I nostri conti pubblici   che non tornano mai

Renzi, Padoan e tutta la compagnia cantante non sanno più che pesci prendere, ammesso che, con tutto il rispetto, lo abbiano mai saputo piuttosto che fatto finta di sapere.

Del resto, quando si fanno le scelte sbagliate e si punta spavaldamente a giocare con la sorte e con l’esito dei bluff, questi sono i risultati. Innanzitutto, sui conti pubblici, al contrario di quello che vogliono farci credere, balla ben più di un punto di Pil fra il consuntivo del 2015 e le previsioni del 2016, in termini chiari sono circa 15/20 i miliardi di euro che mancano all’appello. Come se non bastasse, tutta una serie di variabili, che avrebbero ragionevolmente dovuto essere considerate, non solo sono state trascurate ma addirittura disattese con la solita leggerezza.

Basterebbe questo per constatare il pericoloso e crescente ricorso degli italiani alle rateizzazioni e al contenzioso fiscale per capire che la gente boccheggia. Va da sé, infatti, che quando un Paese intero, vuoi per sopravvivenza, vuoi per scelta obbligata, vuoi per eccesso di pressione, ricorre così massicciamente al rateizzo e alla lite fiscale, significa che si è vicini al collasso.

Se poi contemporaneamente un’enormità di persone per la follia della Legge Fornero si ritrova senza lavoro e senza pensione, il tasso di occupazione si alza di niente e le chiusure e i fallimenti aumentano, è chiaro che i conti non tornino mai. Inoltre, il recente terremoto dei mercati che ha falcidiato risparmi, gestioni, investimenti mobiliari, ha ulteriormente peggiorato il clima, la propensione agli acquisti, il livello di aspettativa e il timore degli italiani. Tutto ciò accompagnato dallo sperpero di bonus miliardari, che diversamente potevano essere messi a frutto, da una spesa inarrestabile e da un sistema del credito in crisi da mala gestio.

Per questo in Europa non sappiamo più che pesci prendere pur di farci concedere qualche cosa, per questo annaspiamo intorno ai dati, per questo cerchiamo sponde ovunque tra i partner e navighiamo al buio.
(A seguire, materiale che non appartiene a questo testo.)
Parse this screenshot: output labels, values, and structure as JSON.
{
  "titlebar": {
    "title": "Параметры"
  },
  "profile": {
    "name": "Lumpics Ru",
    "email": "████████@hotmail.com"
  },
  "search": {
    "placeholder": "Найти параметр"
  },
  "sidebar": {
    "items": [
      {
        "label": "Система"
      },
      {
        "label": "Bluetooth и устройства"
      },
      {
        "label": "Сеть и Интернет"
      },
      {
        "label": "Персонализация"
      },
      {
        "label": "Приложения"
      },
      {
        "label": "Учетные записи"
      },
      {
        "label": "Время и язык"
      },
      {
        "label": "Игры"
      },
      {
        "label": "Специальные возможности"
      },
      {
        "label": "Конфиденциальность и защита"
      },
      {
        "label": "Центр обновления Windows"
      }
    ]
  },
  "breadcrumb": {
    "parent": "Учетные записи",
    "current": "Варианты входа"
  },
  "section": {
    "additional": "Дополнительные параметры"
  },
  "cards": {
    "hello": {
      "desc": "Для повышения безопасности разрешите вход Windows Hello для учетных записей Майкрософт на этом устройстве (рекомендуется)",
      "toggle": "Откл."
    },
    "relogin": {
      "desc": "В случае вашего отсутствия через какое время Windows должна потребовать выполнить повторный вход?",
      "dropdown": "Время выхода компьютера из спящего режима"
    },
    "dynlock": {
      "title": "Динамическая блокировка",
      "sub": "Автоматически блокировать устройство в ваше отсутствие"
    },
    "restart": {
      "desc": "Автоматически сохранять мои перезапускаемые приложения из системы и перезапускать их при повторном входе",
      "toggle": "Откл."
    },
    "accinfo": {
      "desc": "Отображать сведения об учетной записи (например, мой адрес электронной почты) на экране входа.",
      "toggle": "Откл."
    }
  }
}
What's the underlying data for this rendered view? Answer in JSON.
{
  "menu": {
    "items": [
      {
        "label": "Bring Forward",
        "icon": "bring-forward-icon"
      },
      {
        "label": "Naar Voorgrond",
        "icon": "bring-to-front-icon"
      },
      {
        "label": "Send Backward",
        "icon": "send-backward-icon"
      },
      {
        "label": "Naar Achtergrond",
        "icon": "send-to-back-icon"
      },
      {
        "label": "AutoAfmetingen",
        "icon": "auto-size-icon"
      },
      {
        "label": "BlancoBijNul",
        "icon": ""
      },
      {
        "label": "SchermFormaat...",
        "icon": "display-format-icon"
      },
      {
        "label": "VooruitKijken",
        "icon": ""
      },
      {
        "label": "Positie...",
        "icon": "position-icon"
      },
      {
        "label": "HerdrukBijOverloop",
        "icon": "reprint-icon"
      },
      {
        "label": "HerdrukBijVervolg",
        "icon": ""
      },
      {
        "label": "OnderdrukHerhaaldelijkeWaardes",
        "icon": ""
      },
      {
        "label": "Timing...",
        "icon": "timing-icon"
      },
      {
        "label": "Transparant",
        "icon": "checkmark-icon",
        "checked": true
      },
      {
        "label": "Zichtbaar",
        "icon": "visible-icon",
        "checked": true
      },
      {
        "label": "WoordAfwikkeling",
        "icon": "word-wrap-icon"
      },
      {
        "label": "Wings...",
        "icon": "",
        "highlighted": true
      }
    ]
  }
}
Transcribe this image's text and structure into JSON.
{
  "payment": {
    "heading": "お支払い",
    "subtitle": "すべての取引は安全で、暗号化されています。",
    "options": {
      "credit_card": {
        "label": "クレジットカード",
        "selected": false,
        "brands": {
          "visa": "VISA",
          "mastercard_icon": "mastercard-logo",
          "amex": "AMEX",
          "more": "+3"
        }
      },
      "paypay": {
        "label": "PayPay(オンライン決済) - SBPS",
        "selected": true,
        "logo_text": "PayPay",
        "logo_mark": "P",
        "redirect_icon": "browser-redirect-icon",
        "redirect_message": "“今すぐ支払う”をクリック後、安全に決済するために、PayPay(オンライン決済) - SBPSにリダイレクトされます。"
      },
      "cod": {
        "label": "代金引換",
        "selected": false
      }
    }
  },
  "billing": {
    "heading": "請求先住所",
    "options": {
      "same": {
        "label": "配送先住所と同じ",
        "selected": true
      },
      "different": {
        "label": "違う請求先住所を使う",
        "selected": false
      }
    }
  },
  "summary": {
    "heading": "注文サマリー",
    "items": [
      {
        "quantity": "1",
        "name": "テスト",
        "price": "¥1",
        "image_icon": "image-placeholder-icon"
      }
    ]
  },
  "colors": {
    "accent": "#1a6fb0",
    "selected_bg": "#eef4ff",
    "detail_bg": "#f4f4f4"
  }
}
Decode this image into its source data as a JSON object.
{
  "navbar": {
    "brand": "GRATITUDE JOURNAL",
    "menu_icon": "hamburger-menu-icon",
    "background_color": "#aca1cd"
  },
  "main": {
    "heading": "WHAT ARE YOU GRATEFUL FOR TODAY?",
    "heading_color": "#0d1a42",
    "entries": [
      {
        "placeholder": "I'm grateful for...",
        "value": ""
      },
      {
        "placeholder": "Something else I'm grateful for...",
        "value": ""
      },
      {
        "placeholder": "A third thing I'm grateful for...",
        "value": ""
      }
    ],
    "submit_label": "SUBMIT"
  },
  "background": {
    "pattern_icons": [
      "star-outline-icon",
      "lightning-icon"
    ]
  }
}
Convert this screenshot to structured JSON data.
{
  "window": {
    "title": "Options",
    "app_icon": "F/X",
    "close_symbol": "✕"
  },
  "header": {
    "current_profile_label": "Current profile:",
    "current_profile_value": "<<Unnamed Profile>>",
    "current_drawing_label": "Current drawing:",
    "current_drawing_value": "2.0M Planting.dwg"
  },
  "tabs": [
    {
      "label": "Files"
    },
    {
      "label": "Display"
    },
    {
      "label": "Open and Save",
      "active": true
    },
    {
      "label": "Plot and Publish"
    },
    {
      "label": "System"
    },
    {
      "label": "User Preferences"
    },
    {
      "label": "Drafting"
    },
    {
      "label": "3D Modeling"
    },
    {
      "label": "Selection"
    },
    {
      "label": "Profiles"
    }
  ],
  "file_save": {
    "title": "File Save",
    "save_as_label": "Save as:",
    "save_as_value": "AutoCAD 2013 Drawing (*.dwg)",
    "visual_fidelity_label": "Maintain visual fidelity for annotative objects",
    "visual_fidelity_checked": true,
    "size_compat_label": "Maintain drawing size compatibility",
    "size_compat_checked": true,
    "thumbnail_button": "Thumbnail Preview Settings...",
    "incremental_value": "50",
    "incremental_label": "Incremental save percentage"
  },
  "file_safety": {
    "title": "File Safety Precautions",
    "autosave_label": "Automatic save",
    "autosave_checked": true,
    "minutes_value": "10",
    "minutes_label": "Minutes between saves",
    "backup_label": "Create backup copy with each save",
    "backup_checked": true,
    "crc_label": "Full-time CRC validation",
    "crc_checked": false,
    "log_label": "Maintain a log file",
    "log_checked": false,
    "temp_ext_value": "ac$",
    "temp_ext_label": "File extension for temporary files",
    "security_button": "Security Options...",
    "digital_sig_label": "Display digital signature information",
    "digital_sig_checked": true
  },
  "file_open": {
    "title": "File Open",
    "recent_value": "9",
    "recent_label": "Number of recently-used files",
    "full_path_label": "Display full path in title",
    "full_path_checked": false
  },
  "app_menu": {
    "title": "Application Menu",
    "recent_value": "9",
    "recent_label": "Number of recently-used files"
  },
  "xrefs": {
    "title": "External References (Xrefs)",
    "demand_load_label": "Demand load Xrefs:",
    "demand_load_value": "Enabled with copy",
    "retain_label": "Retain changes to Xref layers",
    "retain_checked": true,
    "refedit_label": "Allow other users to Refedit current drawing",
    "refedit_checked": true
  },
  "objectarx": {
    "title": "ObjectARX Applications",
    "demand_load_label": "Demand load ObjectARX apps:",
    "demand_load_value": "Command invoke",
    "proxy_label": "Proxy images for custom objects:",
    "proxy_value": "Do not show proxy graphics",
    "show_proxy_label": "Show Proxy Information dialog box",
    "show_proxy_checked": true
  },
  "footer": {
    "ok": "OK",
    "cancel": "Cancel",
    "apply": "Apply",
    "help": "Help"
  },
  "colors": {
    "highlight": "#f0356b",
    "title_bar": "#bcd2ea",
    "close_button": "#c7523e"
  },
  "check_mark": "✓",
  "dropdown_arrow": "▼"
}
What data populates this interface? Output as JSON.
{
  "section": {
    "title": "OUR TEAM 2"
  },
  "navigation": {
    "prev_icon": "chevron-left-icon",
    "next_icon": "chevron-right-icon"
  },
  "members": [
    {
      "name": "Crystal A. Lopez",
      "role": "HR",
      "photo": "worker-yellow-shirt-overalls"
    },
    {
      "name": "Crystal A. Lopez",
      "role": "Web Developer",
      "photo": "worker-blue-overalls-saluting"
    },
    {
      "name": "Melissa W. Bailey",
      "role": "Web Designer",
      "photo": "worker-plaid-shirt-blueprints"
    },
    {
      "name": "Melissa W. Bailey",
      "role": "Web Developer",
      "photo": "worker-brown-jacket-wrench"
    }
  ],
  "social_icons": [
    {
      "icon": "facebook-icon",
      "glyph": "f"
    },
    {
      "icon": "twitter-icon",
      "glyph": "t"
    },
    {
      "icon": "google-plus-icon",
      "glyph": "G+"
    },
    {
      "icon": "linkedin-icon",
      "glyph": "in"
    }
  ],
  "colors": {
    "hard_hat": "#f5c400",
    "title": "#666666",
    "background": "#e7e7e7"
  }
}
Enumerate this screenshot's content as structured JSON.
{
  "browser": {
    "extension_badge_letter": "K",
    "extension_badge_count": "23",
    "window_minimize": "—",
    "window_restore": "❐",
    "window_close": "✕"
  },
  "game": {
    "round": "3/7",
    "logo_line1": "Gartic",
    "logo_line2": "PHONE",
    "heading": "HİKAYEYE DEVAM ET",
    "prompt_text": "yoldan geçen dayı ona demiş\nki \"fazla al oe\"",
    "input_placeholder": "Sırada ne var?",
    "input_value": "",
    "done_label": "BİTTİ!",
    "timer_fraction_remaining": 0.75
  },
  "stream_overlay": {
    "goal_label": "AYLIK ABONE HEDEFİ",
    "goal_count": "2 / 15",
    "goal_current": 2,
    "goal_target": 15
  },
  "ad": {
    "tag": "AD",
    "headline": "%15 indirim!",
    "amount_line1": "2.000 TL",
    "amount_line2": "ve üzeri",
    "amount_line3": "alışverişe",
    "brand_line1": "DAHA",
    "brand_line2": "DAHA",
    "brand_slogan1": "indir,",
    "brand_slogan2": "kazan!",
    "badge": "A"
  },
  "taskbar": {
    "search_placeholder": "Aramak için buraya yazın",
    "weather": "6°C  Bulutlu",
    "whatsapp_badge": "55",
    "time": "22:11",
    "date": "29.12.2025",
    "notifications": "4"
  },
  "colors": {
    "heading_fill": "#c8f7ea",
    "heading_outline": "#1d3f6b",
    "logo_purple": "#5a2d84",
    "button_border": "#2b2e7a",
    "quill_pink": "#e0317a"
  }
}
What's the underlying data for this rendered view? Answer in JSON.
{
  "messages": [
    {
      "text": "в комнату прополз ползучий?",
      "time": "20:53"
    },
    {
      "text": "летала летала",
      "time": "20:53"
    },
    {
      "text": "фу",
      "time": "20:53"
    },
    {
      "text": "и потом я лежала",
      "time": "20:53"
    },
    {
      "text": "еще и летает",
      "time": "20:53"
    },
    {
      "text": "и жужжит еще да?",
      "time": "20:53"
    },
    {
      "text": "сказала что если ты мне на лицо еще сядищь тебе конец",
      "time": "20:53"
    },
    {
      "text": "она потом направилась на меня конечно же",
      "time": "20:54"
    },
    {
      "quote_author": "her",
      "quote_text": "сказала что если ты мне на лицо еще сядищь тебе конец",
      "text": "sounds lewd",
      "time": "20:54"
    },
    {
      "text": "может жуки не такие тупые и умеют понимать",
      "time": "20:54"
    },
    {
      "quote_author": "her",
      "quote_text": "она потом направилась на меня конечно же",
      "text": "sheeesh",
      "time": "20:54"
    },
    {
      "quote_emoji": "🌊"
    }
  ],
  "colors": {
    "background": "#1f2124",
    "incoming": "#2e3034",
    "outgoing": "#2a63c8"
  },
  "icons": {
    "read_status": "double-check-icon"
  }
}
In più il Governo, non avendo il coraggio di ammettere gli errori, gli sbagli strategici, il fallimento di alcune scelte, per la paura non solo di tracolli elettorali, ma di una reazione dei mercati che quella passata sarebbe cipria, continua a sbandare negando la necessità di una manovra correttiva. Per tale motivo si attacca il Fiscal compact, si chiede la condivisione del debito, si cerca la flessibilità, si prova in tutti i modi a questuare qualcosa sperando di ottenerla.

Insomma, siamo più che mai in mare aperto con i motori in panne e per aggiustarli servono miliardi di manovra correttiva. Come se non bastasse, tanta improntitudine della politica è quotidianamente accompagnata da notizie di scandali vergognosi che non accennano a diminuire e che sono la vera madre del disastro italiano e dell’esplosione progressiva del debito pubblico. Prepariamoci dunque al redde rationem, con l’Europa, con i nostri conti e con la realtà. Del resto quando l’ipocrisia vince sul coraggio, il moralismo peloso sull’evidenza, il fanatismo sull’umiltà e la furbizia sull’intelligenza, il prezzo da pagare, prima o poi, è sempre quello di una resa dei conti, quelli veri. Siamo un Paese sbrindellato dove non funziona niente o quasi e si va avanti per inerzia alla costante ricerca dell’escamotage per rimanere a galla e l’unica sorpresa è l’infinita pazienza degli italiani.

Da anni non siamo in grado di farci riconoscere un ruolo autorevole nel mondo e in Europa e viviamo nella costante speranza che ci si conceda qualche briciola di credibilità, di affidabilità e di flessibilità... Ci attacchiamo sempre “al nuovo salvatore” che regolarmente non salva un bel niente, tranne gli amici e i soliti noti; insomma, dove possiamo andare se non dritti contro un muro continuando così? Da noi non tornano né i conti né la speranza di farcela, si rimanda e basta, si prende tempo e basta, si illude la gente e basta, ma quanto può durare? Ai posteri l’ardua sentenza.